There was one point during our season when I thought our guys were getting soft. I thought it would have been a great thing if we had made them fly commercial for the next ten games. For one thing, it would stop guys from showing up two minutes before takeoff. The problem with these guys is they think they’re hot stuff. It would have been good for us, but we had a contract with the corporate jet we use, and it couldn’t be broken. Too bad.

There are certain things I’m pretty firm on. But I want these guys to like coming to work. I don’t want it to be miserable. That’s why one of the things I wanted to do was develop a kind of family atmosphere around our team. When I was a player, I loved it when guys brought their kids into the locker room. During our championship season in 1986, Bill Walton’s kids were running rampant in our locker room. They were wild kids. Everyone else would be saying, “Get those kids out of here,” but I was having the time of my life with them. At the beginning of the season I told my guys, “Look, we’re going to have certain rules. Nobody can come to our practices. I want us to be all business.” So somehow they thought that meant the locker room was closed. I walked in there one time and I said, “Where’s all the kids?” One of the guys said, “But Coach, you said the locker room was closed.” I told him, “Hey, you got that part wrong. I want kids running around here like you wouldn’t believe. Bring ’em in here. Let’s go!” After that, it was great. Total chaos. It’s the perfect atmosphere. These guys don’t see their kids enough anyway. Now, after games, the locker room is full of kids, and they run wherever they want to run. That should be part of their growing up around it. My son, Conner, loves it. He hangs out with Chris Mullin’s kids a lot, and after the game I bring him in there and he just runs around like crazy and tears up stuff. He doesn’t remember me playing. He was just a baby when I retired. All he knows is I had to quit because of my back.

Mariah wasn’t even around then, but she knows Daddy used to play basketball. Both of them love the Pacers, and they love to come to the games, but Dinah and I usually only let them go on weekends, because they have school. What’s really sad is when they come running into our bedroom around six-thirty in the morning and Mariah will say, “The Pacers lost last night, Daddy.” That kills me. She looks so sad about it. But when we win they come in shouting, “Daddy, we won last night!”

Conner is a real fan. His favorite player on the Pacers is Mark Pope. He’s always telling me, “C’mon, Daddy, Mark Pope has got to play more.” Mariah likes Reggie Miller. We have a picture of him on our refrigerator.
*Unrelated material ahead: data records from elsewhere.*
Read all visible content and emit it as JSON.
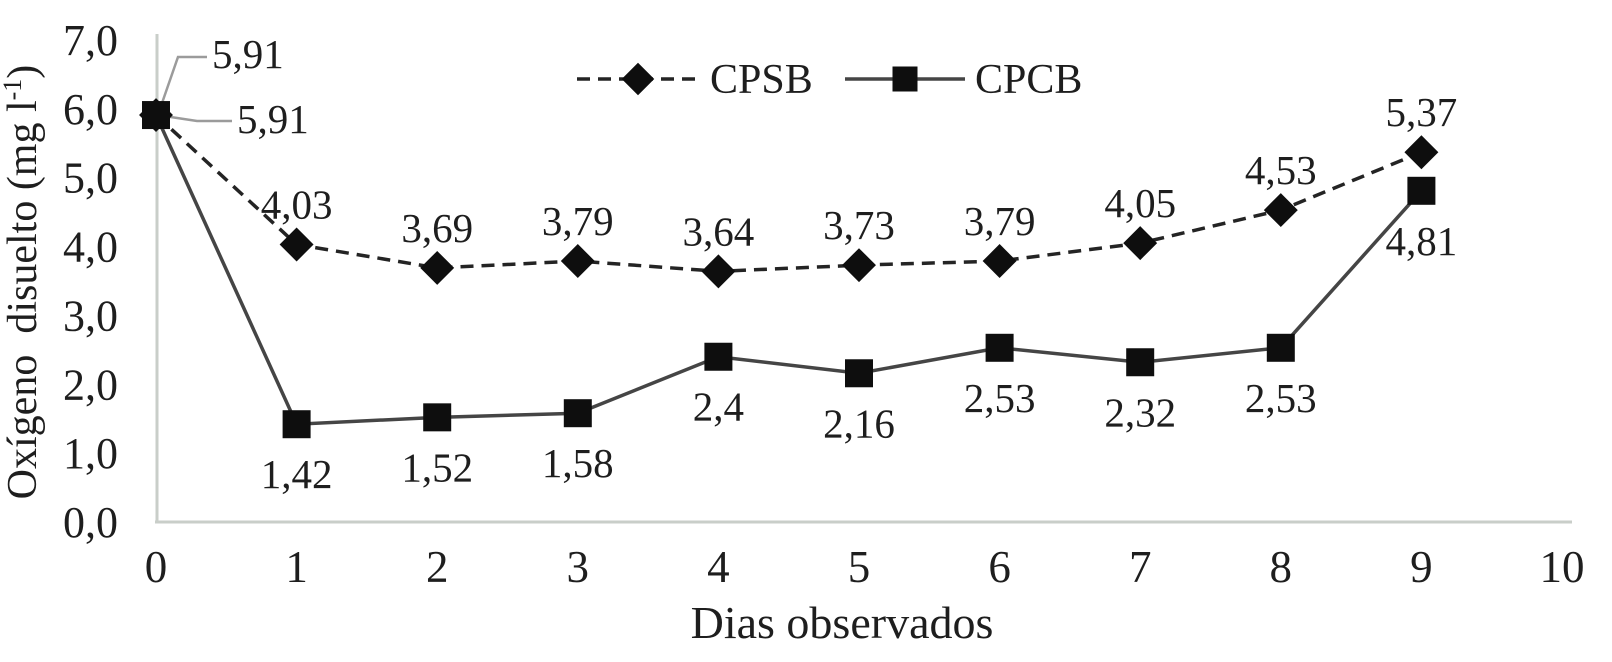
{
  "figure": {
    "background": "#ffffff"
  },
  "chart_data": {
    "type": "line",
    "title": "",
    "xlabel": "Dias observados",
    "ylabel": "Oxígeno  disuelto (mg l⁻¹)",
    "ylabel_parts": {
      "prefix": "Oxígeno  disuelto (mg l",
      "sup": "-1",
      "suffix": ")"
    },
    "x": [
      0,
      1,
      2,
      3,
      4,
      5,
      6,
      7,
      8,
      9
    ],
    "xlim": [
      0,
      10
    ],
    "ylim": [
      0.0,
      7.0
    ],
    "x_ticks": [
      "0",
      "1",
      "2",
      "3",
      "4",
      "5",
      "6",
      "7",
      "8",
      "9",
      "10"
    ],
    "y_ticks": [
      "0,0",
      "1,0",
      "2,0",
      "3,0",
      "4,0",
      "5,0",
      "6,0",
      "7,0"
    ],
    "grid": false,
    "decimal_separator": ",",
    "legend": {
      "position": "top-center",
      "entries": [
        "CPSB",
        "CPCB"
      ]
    },
    "series": [
      {
        "name": "CPSB",
        "line_style": "dashed",
        "marker": "diamond",
        "label_position": "above",
        "values": [
          5.91,
          4.03,
          3.69,
          3.79,
          3.64,
          3.73,
          3.79,
          4.05,
          4.53,
          5.37
        ],
        "labels": [
          "5,91",
          "4,03",
          "3,69",
          "3,79",
          "3,64",
          "3,73",
          "3,79",
          "4,05",
          "4,53",
          "5,37"
        ]
      },
      {
        "name": "CPCB",
        "line_style": "solid",
        "marker": "square",
        "label_position": "below",
        "values": [
          5.91,
          1.42,
          1.52,
          1.58,
          2.4,
          2.16,
          2.53,
          2.32,
          2.53,
          4.81
        ],
        "labels": [
          "5,91",
          "1,42",
          "1,52",
          "1,58",
          "2,4",
          "2,16",
          "2,53",
          "2,32",
          "2,53",
          "4,81"
        ]
      }
    ],
    "day0_callouts": [
      {
        "series": "CPSB",
        "label": "5,91"
      },
      {
        "series": "CPCB",
        "label": "5,91"
      }
    ],
    "colors": {
      "cpsb_line": "#242424",
      "cpcb_line": "#454545",
      "marker": "#0e0e0e",
      "axis": "#c9cec9",
      "text": "#1e1e1e",
      "leader": "#9b9b9b"
    }
  }
}
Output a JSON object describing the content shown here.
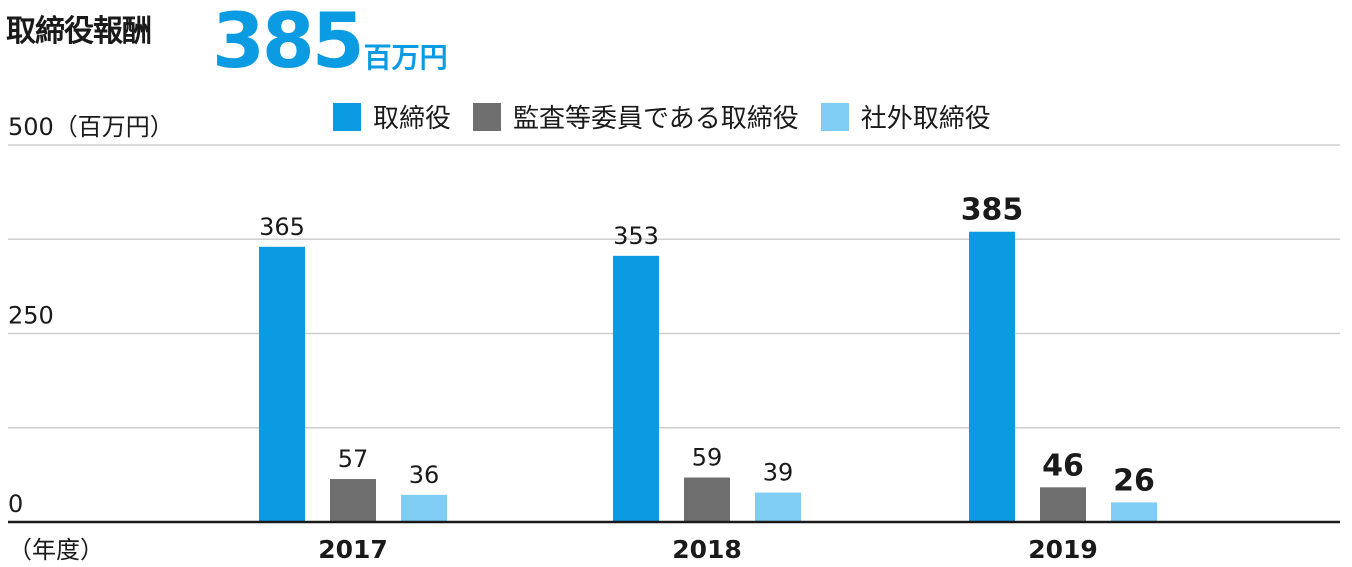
{
  "title": "取締役報酬",
  "headline": {
    "value": "385",
    "unit": "百万円"
  },
  "colors": {
    "directors": "#0a9be2",
    "audit": "#6f6f6f",
    "outside": "#7fcdf2",
    "grid": "#cfcfcf",
    "axis": "#1a1a1a"
  },
  "chart_data": {
    "type": "bar",
    "title": "取締役報酬",
    "ylabel": "500（百万円）",
    "xlabel": "（年度）",
    "ylim": [
      0,
      500
    ],
    "yticks": [
      "0",
      "250",
      "500（百万円）"
    ],
    "categories": [
      "2017",
      "2018",
      "2019"
    ],
    "series": [
      {
        "name": "取締役",
        "values": [
          365,
          353,
          385
        ],
        "color": "#0a9be2"
      },
      {
        "name": "監査等委員である取締役",
        "values": [
          57,
          59,
          46
        ],
        "color": "#6f6f6f"
      },
      {
        "name": "社外取締役",
        "values": [
          36,
          39,
          26
        ],
        "color": "#7fcdf2"
      }
    ],
    "grid": true,
    "legend_position": "top",
    "highlighted_category": "2019"
  }
}
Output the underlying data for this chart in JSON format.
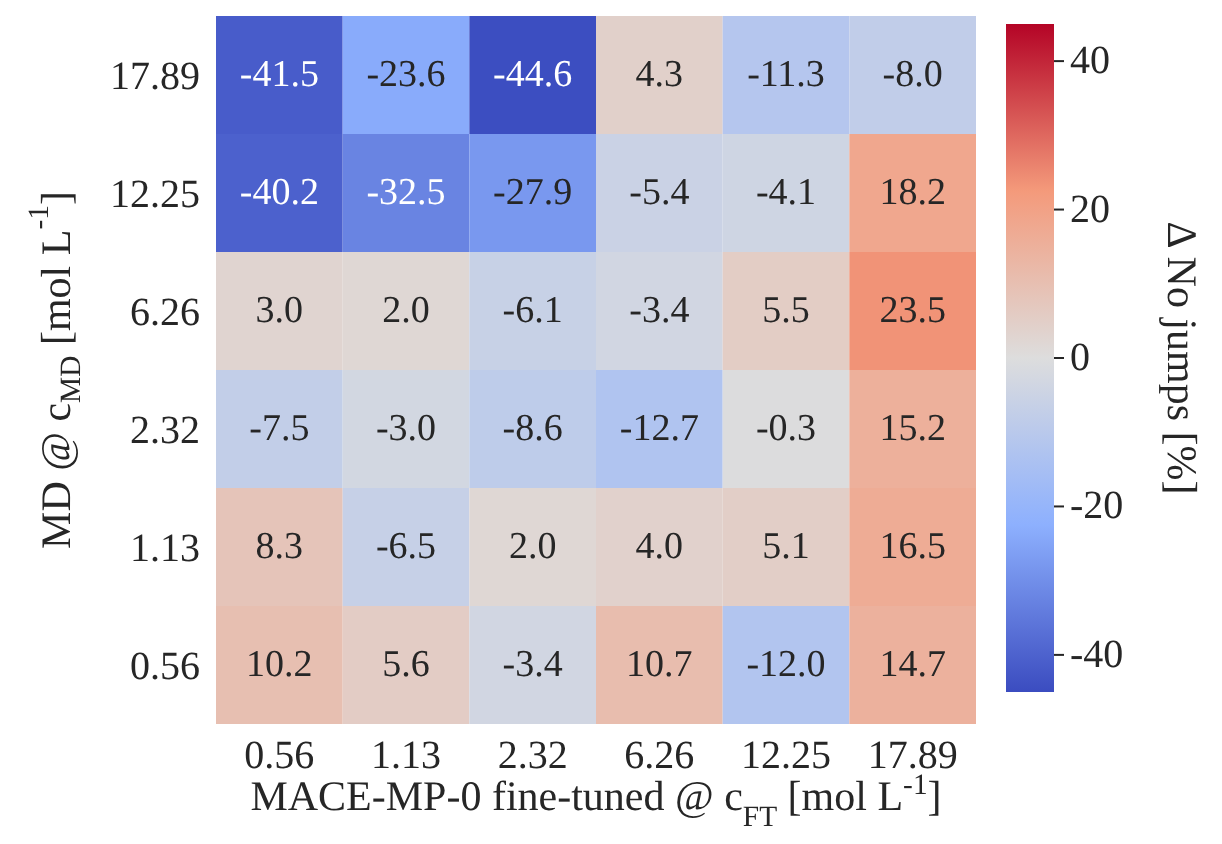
{
  "chart_data": {
    "type": "heatmap",
    "xlabel": "MACE-MP-0 fine-tuned @ c$_{FT}$ [mol L$^{-1}$]",
    "ylabel": "MD @ c$_{MD}$ [mol L$^{-1}$]",
    "clabel": "Δ No jumps [%]",
    "categories": [
      "0.56",
      "1.13",
      "2.32",
      "6.26",
      "12.25",
      "17.89"
    ],
    "y_categories": [
      "17.89",
      "12.25",
      "6.26",
      "2.32",
      "1.13",
      "0.56"
    ],
    "cells": [
      [
        -41.5,
        -23.6,
        -44.6,
        4.3,
        -11.3,
        -8.0
      ],
      [
        -40.2,
        -32.5,
        -27.9,
        -5.4,
        -4.1,
        18.2
      ],
      [
        3.0,
        2.0,
        -6.1,
        -3.4,
        5.5,
        23.5
      ],
      [
        -7.5,
        -3.0,
        -8.6,
        -12.7,
        -0.3,
        15.2
      ],
      [
        8.3,
        -6.5,
        2.0,
        4.0,
        5.1,
        16.5
      ],
      [
        10.2,
        5.6,
        -3.4,
        10.7,
        -12.0,
        14.7
      ]
    ],
    "cell_labels": [
      [
        "-41.5",
        "-23.6",
        "-44.6",
        "4.3",
        "-11.3",
        "-8.0"
      ],
      [
        "-40.2",
        "-32.5",
        "-27.9",
        "-5.4",
        "-4.1",
        "18.2"
      ],
      [
        "3.0",
        "2.0",
        "-6.1",
        "-3.4",
        "5.5",
        "23.5"
      ],
      [
        "-7.5",
        "-3.0",
        "-8.6",
        "-12.7",
        "-0.3",
        "15.2"
      ],
      [
        "8.3",
        "-6.5",
        "2.0",
        "4.0",
        "5.1",
        "16.5"
      ],
      [
        "10.2",
        "5.6",
        "-3.4",
        "10.7",
        "-12.0",
        "14.7"
      ]
    ],
    "clim": [
      -45,
      45
    ],
    "cticks": [
      -40,
      -20,
      0,
      20,
      40
    ]
  }
}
Sometimes Conner gets curious, and he’ll ask what I think about Charles Barkley.

What happens is kids at school start talking about Larry Bird this and Larry Bird that, and then he starts wondering why everybody is so interested in me. So he’ll come home and say, “Why does everyone want your autograph, Daddy? Are you a superstar, like people say?” I tell him, “Nah, Daddy just played some basketball, and now he’s a coach.” Conner has all these friends over, and they stay overnight. Conner is saying, “Let’s play on the computer,” and they’re all saying, “No, we want to talk to your dad,” but after about two minutes of seeing you, they’re on to something else.